There are well over a thousand communities in this country where there’s no longer a local news provider. They have essentially no TV coverage. They don’t have radio coverage. They don’t have print coverage. They don’t have online coverage. There’s no professional coverage of the news in their community. Essentially, nobody’s covering their public officials or what’s generally happening in their community or anything like that. Those are the kinds of communities that are called “news deserts.” It’s gotten a lot worse. The number of communities is growing quite significantly because the people who have provided that kind of coverage in the past don’t see it as financially viable. That’s concerning, that you would have whole communities where people are not provided the information they should have about their communities where they can have engaged citizens. There’s nobody monitoring government officials, policymakers, politicians, anybody.
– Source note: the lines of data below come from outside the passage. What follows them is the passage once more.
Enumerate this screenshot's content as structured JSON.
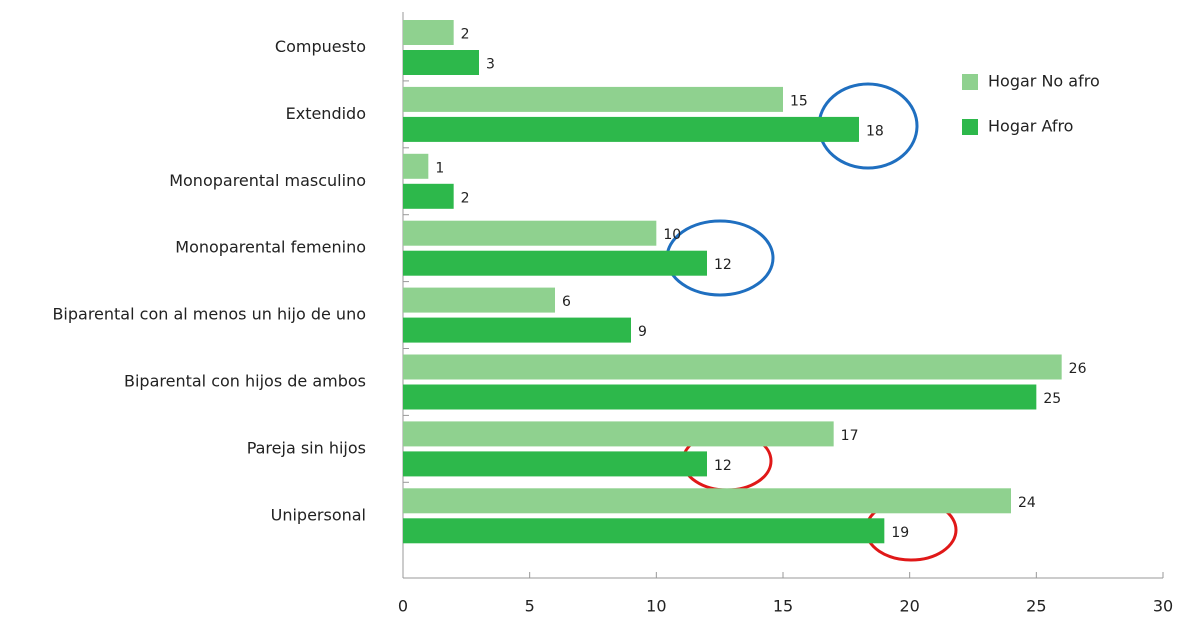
{
  "chart_data": {
    "type": "bar",
    "orientation": "horizontal",
    "categories": [
      "Compuesto",
      "Extendido",
      "Monoparental masculino",
      "Monoparental femenino",
      "Biparental con al menos un hijo de uno",
      "Biparental con hijos de ambos",
      "Pareja sin hijos",
      "Unipersonal"
    ],
    "series": [
      {
        "name": "Hogar No afro",
        "color": "#8fd18f",
        "values": [
          2,
          15,
          1,
          10,
          6,
          26,
          17,
          24
        ]
      },
      {
        "name": "Hogar Afro",
        "color": "#2db84b",
        "values": [
          3,
          18,
          2,
          12,
          9,
          25,
          12,
          19
        ]
      }
    ],
    "xlim": [
      0,
      30
    ],
    "xticks": [
      0,
      5,
      10,
      15,
      20,
      25,
      30
    ],
    "legend": "upper right"
  }
}
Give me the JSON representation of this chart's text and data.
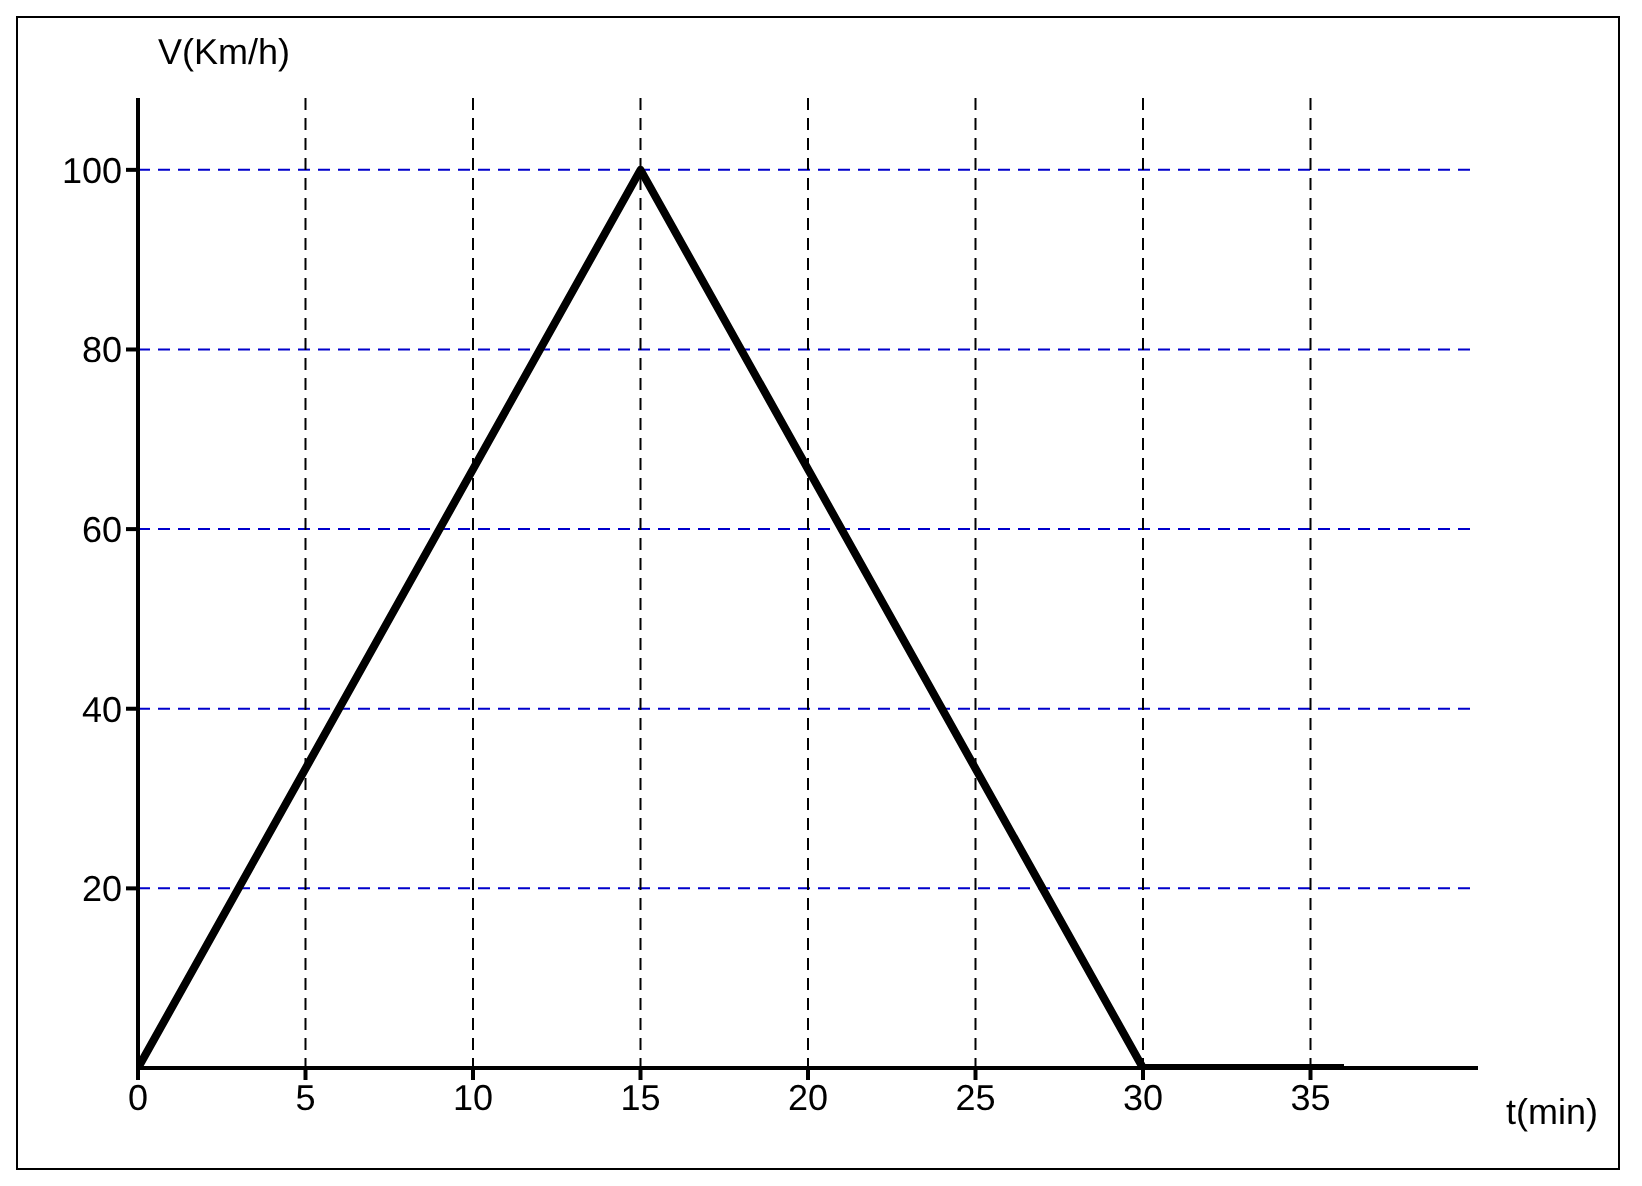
{
  "chart_data": {
    "type": "line",
    "xlabel": "t(min)",
    "ylabel": "V(Km/h)",
    "x": [
      0,
      15,
      30,
      36
    ],
    "series": [
      {
        "color": "#000000",
        "values": [
          0,
          100,
          0,
          0
        ]
      }
    ],
    "xlim": [
      0,
      40
    ],
    "xticks": [
      0,
      5,
      10,
      15,
      20,
      25,
      30,
      35
    ],
    "ylim": [
      0,
      108
    ],
    "yticks": [
      20,
      40,
      60,
      80,
      100
    ],
    "grid": true,
    "marker": "none",
    "line_style": "solid",
    "legend": false
  }
}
We have a system of democracy that’s founded on the idea that people are engaged citizens, that they know what’s happening in their communities, that they express their point of view and that somebody is actually keeping watch on powerful interest, including government. Here you have so many communities where none of that is actually occuring. That’s not healthy for democracy.

Q: Also yesterday, you talked about the Post’s preparation for the 2020 election coverage and its “America team.” Can you talk more about that?

We have about eight people on the “America team.” Their job is to constantly get out into the country and spend a lot of time there. Not parachute in but to spend time really getting to know the issues and traveling around the country and to reflect what people in all corners of the country are thinking, from rural American to parts of urban America to the suburbs, you name it, and capture what’s on people’s minds and to tell that story in a compelling way. That’s their mission.

We live in a country that is pretty sharply divided, so you really want to understand, what are the perspectives that different people bring to these policy issues we face today? Why do people think that way? What is it about their life experiences that causes them to think that way? In fact, what are their life experiences? That’s the job of the America team, to get out into the country and do that sort of work.

Q: Does your job ever get overwhelming? 

It’s a lot of work at times. I don’t know about overwhelming, but it’s certainly a ton and it doesn’t stop. It really is 24/7 and instant in many cases. The news just doesn’t stop and our public expects us to provide them that news at every minute of the day, every single day. Yeah, there’s a lot to keep track of.

Q: How many hours a day do you sleep?

I’m trying to increase the number of hours lately, but typically I go to sleep at maybe 11 and get up at 5:15, so six hours. I’m trying to increase that to seven, seven and a half, something like that, just because I need it.